A Note on Rigidity of Anosov diffeomorphisms of the Three Torus

TL;DR

This paper investigates conditions under which volume-preserving Anosov diffeomorphisms on the three-torus are smoothly conjugate to their linear models, focusing on foliation regularity and Lyapunov exponents.

Contribution

It establishes a characterization of smooth conjugacy for three-dimensional Anosov diffeomorphisms based on foliation absolute continuity and Lyapunov exponent equality.

Findings

Conjugacy to linear models occurs when the center foliation is absolutely continuous.

Equality of center Lyapunov exponents with the linear model characterizes conjugacy.

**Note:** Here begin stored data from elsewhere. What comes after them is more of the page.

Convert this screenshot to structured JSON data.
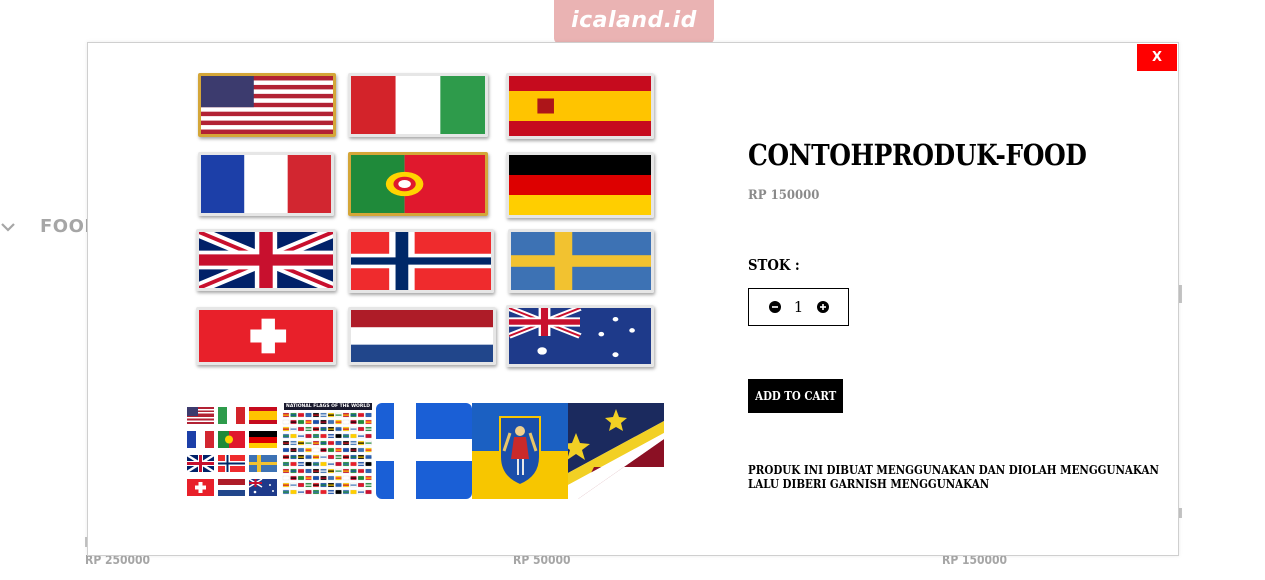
{
  "background": {
    "logo_text": "icaland.id",
    "category_label": "FOODS",
    "prices": [
      "RP 250000",
      "RP 50000",
      "RP 150000"
    ]
  },
  "modal": {
    "close_label": "X",
    "product": {
      "name": "CONTOHPRODUK-FOOD",
      "price": "RP 150000",
      "stock_label": "STOK :",
      "quantity": "1",
      "add_to_cart_label": "ADD TO CART",
      "description": "PRODUK INI DIBUAT MENGGUNAKAN DAN DIOLAH MENGGUNAKAN LALU DIBERI GARNISH MENGGUNAKAN"
    },
    "main_image": {
      "flags": [
        "usa",
        "italy",
        "spain",
        "france",
        "portugal",
        "germany",
        "uk",
        "norway",
        "sweden",
        "switzerland",
        "netherlands",
        "australia"
      ]
    },
    "thumbnails": [
      {
        "name": "flags-grid"
      },
      {
        "name": "national-flags-of-the-world",
        "caption": "NATIONAL FLAGS OF THE WORLD"
      },
      {
        "name": "blue-white-cross-flag"
      },
      {
        "name": "kyiv-coat-of-arms-flag"
      },
      {
        "name": "star-flag"
      }
    ]
  },
  "colors": {
    "close_bg": "#ff0000",
    "button_bg": "#000000",
    "price_text": "#8a8a8a",
    "logo_bg": "#e8a9a9"
  }
}
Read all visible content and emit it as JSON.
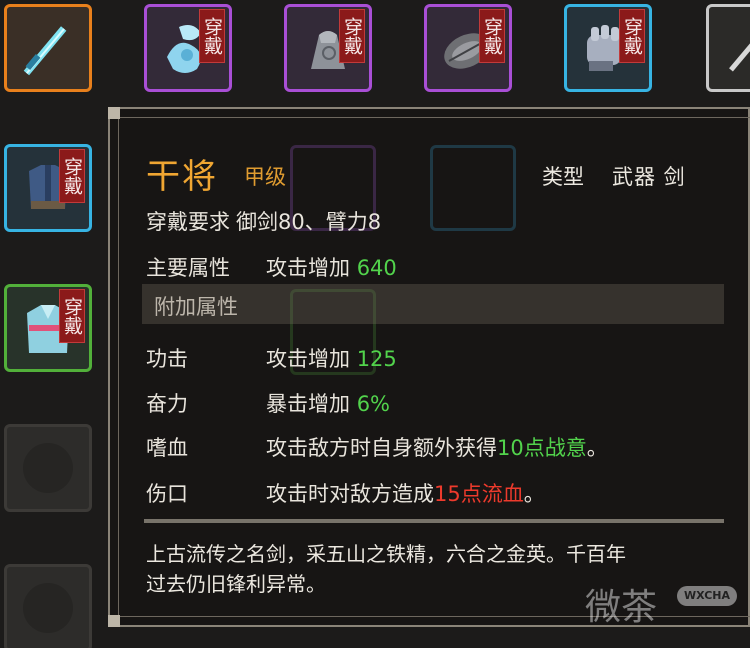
{
  "inventory": {
    "worn_tag": "穿戴",
    "slots": [
      {
        "rarity": "orange",
        "icon": "sword-icon",
        "worn": false
      },
      {
        "rarity": "purple",
        "icon": "jade-ornament-icon",
        "worn": true
      },
      {
        "rarity": "purple",
        "icon": "iron-bell-icon",
        "worn": true
      },
      {
        "rarity": "purple",
        "icon": "stone-disc-icon",
        "worn": true
      },
      {
        "rarity": "blue",
        "icon": "gauntlet-icon",
        "worn": true
      },
      {
        "rarity": "gray",
        "icon": "blade-icon",
        "worn": false
      },
      {
        "rarity": "blue",
        "icon": "armor-vest-icon",
        "worn": true
      },
      {
        "rarity": "green",
        "icon": "robe-icon",
        "worn": true
      }
    ]
  },
  "tooltip": {
    "name": "干将",
    "grade": "甲级",
    "type_label": "类型",
    "type_value": "武器 剑",
    "requirement_label": "穿戴要求",
    "requirement_value": "御剑80、臂力8",
    "main_attr_label": "主要属性",
    "main_attr_text": "攻击增加",
    "main_attr_value": "640",
    "extra_title": "附加属性",
    "extras": [
      {
        "label": "功击",
        "text": "攻击增加",
        "value": "125"
      },
      {
        "label": "奋力",
        "text": "暴击增加",
        "value": "6%"
      }
    ],
    "traits": [
      {
        "label": "嗜血",
        "text": "攻击敌方时自身额外获得",
        "highlight": "10点战意",
        "tail": "。",
        "color": "#52d34c"
      },
      {
        "label": "伤口",
        "text": "攻击时对敌方造成",
        "highlight": "15点流血",
        "tail": "。",
        "color": "#ee3a2c"
      }
    ],
    "description_line1": "上古流传之名剑，采五山之铁精，六合之金英。千百年",
    "description_line2": "过去仍旧锋利异常。"
  },
  "watermark": {
    "text": "微茶",
    "badge": "WXCHA"
  }
}
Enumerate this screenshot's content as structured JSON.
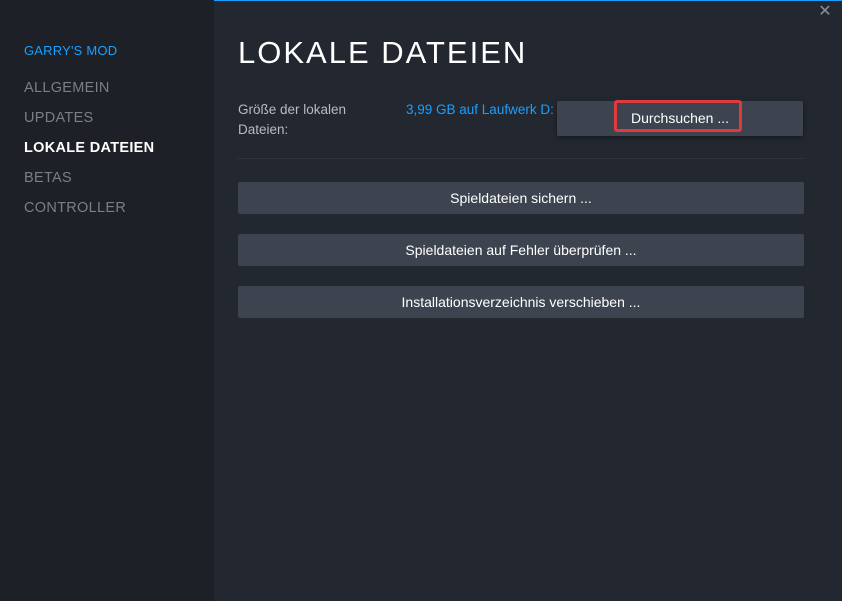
{
  "window": {
    "close_glyph": "✕"
  },
  "sidebar": {
    "game_title": "GARRY'S MOD",
    "items": [
      {
        "label": "ALLGEMEIN",
        "active": false
      },
      {
        "label": "UPDATES",
        "active": false
      },
      {
        "label": "LOKALE DATEIEN",
        "active": true
      },
      {
        "label": "BETAS",
        "active": false
      },
      {
        "label": "CONTROLLER",
        "active": false
      }
    ]
  },
  "main": {
    "title": "LOKALE DATEIEN",
    "size_label": "Größe der lokalen Dateien:",
    "size_value": "3,99 GB auf Laufwerk D:",
    "browse_label": "Durchsuchen ...",
    "actions": [
      {
        "label": "Spieldateien sichern ..."
      },
      {
        "label": "Spieldateien auf Fehler überprüfen ..."
      },
      {
        "label": "Installationsverzeichnis verschieben ..."
      }
    ]
  },
  "colors": {
    "accent": "#1a9fff",
    "sidebar_bg": "#1d2027",
    "content_bg": "#23272f",
    "button_bg": "#3d4450",
    "highlight": "#e03a3e"
  }
}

Strong absolute continuity of stable and unstable foliations implies rigidity of derived from Anosov diffeomorphisms.

Abstract

We consider Anosov diffeomorphisms on $\mathbb{T}^3$ such that the tangent bundle splits into three subbundles $E^s_f \oplus E^{wu}_f \oplus E^{su}_f.$ We show that if $f$ is $C^r, r \geq 2,$ volume preserving, then $f$ is $C^1$ conjugated with its linear part $A$ if and only if the center foliation $\mathcal{F}^{wu}_f$ is absolutely continuous and the equality $\lambda^{wu}_f(x) = \lambda^{wu}_A,$ between center Lyapunov exponents of $f$ and $A,$ holds for $m$ a.e. $x \in \mathbb{T}^3.$ We also conclude rigidity of derived from Anosov diffeomorphism, assuming an strong absolute continuity property (Uniform bounded density property) of strong stable and strong unstable foliations.